Sunflowers produce plenty of nectar as well as a good deal of pollen.
The middle of the flower is a compound blossom; every place that produces a seed has a nectary.

Hybrid sunflowers are the exception though: many produce little or no pollen.
I don't know if/how hybridization affects nectar production.

Excellent choice for feed, btw.
They've an excellent nutrition profile, and our chickens loved the seedheads, leaves, and roots, but didn't eat the stalks.
The leaves are an excellent calcium source.


----------



## TxGypsy (Mar 17, 2012)

Any suggestion on a sunflower variety? I was thinking of planting black oil sunflowers.


----------



## Dave Burrup (Jul 22, 2008)

I plant the multi-colored ornamental tall types and the bees just go crazy for them. To my eye they produce more nectar and pollen than the black oil types.
Dave


----------



## LeonardS (Mar 13, 2012)

One thing to keep in mind with sunflowers......the honey sugars quickly. I grew up in North Dakota when Sunflowers were king. The honey that we would get would always sugar within a couple months.


----------



## TxGypsy (Mar 17, 2012)

Thanks Dave. Since I am trying for a dual purpose crop, nectar and chicken feed, I may try the more feed oriented varieties. I may plant a patch of the ornamental variety up close to the house and see which the bees tend to work the most.

Thanks for the info LeonardS. I would assume that it would be fine for bee food.

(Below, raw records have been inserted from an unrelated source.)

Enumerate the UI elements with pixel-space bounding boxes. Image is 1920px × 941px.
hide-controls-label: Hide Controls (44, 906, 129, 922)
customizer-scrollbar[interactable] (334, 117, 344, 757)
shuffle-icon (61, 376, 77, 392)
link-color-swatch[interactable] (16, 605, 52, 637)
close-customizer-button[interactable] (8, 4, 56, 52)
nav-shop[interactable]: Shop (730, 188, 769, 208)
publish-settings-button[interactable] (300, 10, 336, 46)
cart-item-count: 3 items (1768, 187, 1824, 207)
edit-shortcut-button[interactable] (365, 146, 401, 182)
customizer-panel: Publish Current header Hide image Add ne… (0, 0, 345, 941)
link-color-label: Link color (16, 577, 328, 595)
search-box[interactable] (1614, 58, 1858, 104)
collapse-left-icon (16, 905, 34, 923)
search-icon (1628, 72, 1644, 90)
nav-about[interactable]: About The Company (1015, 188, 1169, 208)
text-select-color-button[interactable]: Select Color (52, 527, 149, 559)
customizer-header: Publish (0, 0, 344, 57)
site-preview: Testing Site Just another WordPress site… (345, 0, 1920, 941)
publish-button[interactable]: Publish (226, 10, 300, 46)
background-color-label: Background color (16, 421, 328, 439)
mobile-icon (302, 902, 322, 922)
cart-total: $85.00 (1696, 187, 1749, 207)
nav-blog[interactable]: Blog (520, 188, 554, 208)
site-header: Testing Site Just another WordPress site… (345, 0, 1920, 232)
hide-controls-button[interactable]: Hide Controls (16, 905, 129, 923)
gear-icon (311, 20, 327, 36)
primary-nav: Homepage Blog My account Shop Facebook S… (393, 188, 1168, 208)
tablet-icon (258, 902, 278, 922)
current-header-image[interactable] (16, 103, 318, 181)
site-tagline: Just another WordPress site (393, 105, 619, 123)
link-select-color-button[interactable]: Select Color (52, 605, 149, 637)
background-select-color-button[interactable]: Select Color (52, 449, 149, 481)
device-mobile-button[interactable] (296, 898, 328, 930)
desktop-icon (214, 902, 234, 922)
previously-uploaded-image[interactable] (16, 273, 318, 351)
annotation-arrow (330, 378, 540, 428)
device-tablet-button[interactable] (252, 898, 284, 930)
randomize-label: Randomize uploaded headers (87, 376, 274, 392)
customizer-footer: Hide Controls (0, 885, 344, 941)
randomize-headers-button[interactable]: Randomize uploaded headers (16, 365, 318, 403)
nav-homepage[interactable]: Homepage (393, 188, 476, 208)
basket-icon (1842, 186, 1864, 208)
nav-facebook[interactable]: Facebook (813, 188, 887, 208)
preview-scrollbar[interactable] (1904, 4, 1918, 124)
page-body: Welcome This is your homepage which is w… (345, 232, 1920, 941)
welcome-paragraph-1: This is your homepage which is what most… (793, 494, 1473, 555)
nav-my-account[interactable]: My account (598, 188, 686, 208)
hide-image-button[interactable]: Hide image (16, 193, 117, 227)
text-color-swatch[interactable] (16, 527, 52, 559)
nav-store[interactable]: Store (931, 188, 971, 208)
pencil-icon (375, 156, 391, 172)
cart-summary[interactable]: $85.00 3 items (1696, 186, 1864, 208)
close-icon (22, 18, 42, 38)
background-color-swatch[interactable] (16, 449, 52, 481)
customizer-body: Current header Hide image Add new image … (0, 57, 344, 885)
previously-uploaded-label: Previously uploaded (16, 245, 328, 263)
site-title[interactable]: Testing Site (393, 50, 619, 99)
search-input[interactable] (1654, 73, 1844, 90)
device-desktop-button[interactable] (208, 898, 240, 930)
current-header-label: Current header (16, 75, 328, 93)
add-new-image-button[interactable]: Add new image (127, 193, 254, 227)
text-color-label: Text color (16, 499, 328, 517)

I'm more focused on raising bees than producing honey and being able to use it as stores in nucs would be fine with me.


----------



## LeonardS (Mar 13, 2012)

Tx, then I think either confectionery or oil sunflowers would work fine for you.....and the bees will stay busy with them!


----------



## Beregondo (Jun 21, 2011)

TxGypsy
Black oilseed should give you and excellent feed value for both your chooks and your bees

From research I did on the subject, I concluded it's a better poultry feed value than confection or ornamental types sunflowers.


----------



## R Dewhurst (Dec 22, 2012)

These were black oil type from the bulk bin at the local farm store. .89 per lb. put in the 2 row planter and run them. cultivated twice and they got tall enough to keep the weeds down. you could literally hear the buzzing from all the bees.


----------